In conclusion, we report various associations between exposure to environmental chemicals and previous cancer diagnoses that have not been previously explored. Several PFAS chemicals were positively associated with odds of previous melanoma diagnosis among only women, and various PFAS and phenols were positively associated with odds of previous ovarian cancer diagnosis. These findings highlight a sexually dimorphic nature of melanoma risk, as well as a potential estrogen-dependent mechanism for both cancer types.
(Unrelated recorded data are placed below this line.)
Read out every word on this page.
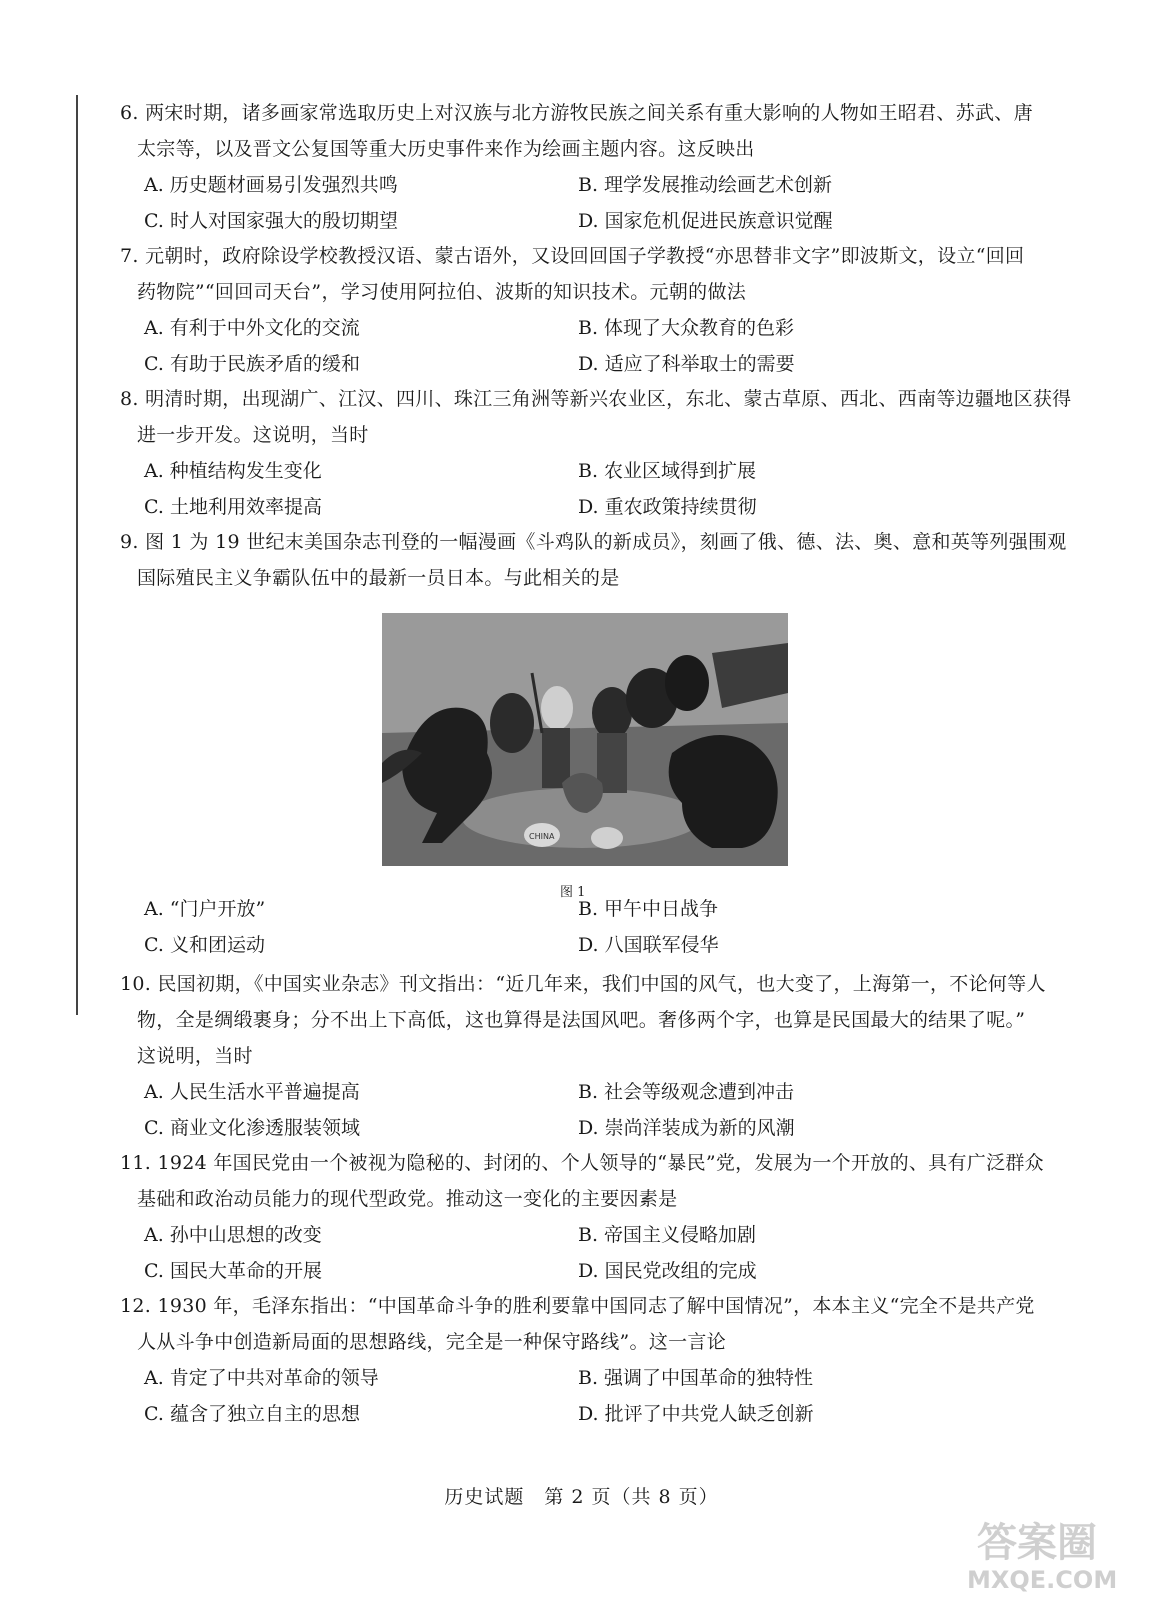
6. 两宋时期，诸多画家常选取历史上对汉族与北方游牧民族之间关系有重大影响的人物如王昭君、苏武、唐
太宗等，以及晋文公复国等重大历史事件来作为绘画主题内容。这反映出
A. 历史题材画易引发强烈共鸣	B. 理学发展推动绘画艺术创新
C. 时人对国家强大的殷切期望	D. 国家危机促进民族意识觉醒
7. 元朝时，政府除设学校教授汉语、蒙古语外，又设回回国子学教授“亦思替非文字”即波斯文，设立“回回
药物院”“回回司天台”，学习使用阿拉伯、波斯的知识技术。元朝的做法
A. 有利于中外文化的交流	B. 体现了大众教育的色彩
C. 有助于民族矛盾的缓和	D. 适应了科举取士的需要
8. 明清时期，出现湖广、江汉、四川、珠江三角洲等新兴农业区，东北、蒙古草原、西北、西南等边疆地区获得
进一步开发。这说明，当时
A. 种植结构发生变化	B. 农业区域得到扩展
C. 土地利用效率提高	D. 重农政策持续贯彻
9. 图 1 为 19 世纪末美国杂志刊登的一幅漫画《斗鸡队的新成员》，刻画了俄、德、法、奥、意和英等列强围观
国际殖民主义争霸队伍中的最新一员日本。与此相关的是
CHINA
图 1
A. “门户开放”	B. 甲午中日战争
C. 义和团运动	D. 八国联军侵华
10. 民国初期，《中国实业杂志》刊文指出：“近几年来，我们中国的风气，也大变了，上海第一，不论何等人
物，全是绸缎裹身；分不出上下高低，这也算得是法国风吧。奢侈两个字，也算是民国最大的结果了呢。”
这说明，当时
A. 人民生活水平普遍提高	B. 社会等级观念遭到冲击
C. 商业文化渗透服装领域	D. 崇尚洋装成为新的风潮
11. 1924 年国民党由一个被视为隐秘的、封闭的、个人领导的“暴民”党，发展为一个开放的、具有广泛群众
基础和政治动员能力的现代型政党。推动这一变化的主要因素是
A. 孙中山思想的改变	B. 帝国主义侵略加剧
C. 国民大革命的开展	D. 国民党改组的完成
12. 1930 年，毛泽东指出：“中国革命斗争的胜利要靠中国同志了解中国情况”，本本主义“完全不是共产党
人从斗争中创造新局面的思想路线，完全是一种保守路线”。这一言论
A. 肯定了中共对革命的领导	B. 强调了中国革命的独特性
C. 蕴含了独立自主的思想	D. 批评了中共党人缺乏创新
历史试题　第 2 页（共 8 页）
答案圈
MXQE.COM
We also showed differential associations between environmental exposures and previous cancer diagnoses by racial groups, underscoring racial disparities that exist both in innate risk of cancer outcomes and in exposures to environmental toxicants. Future work in prospective cancer studies should aim to explore the roles of estrogenic chemicals and estrogen disruption in the pathology of melanoma and ovarian cancer and consider racial disparities when evaluating cancer mechanisms and risk. Findings from this study can be used to help inform and prioritize toxicants for policies surrounding greater surveillance of chemical exposures and risk assessment in communities with existing or emerging risk of environmental contamination.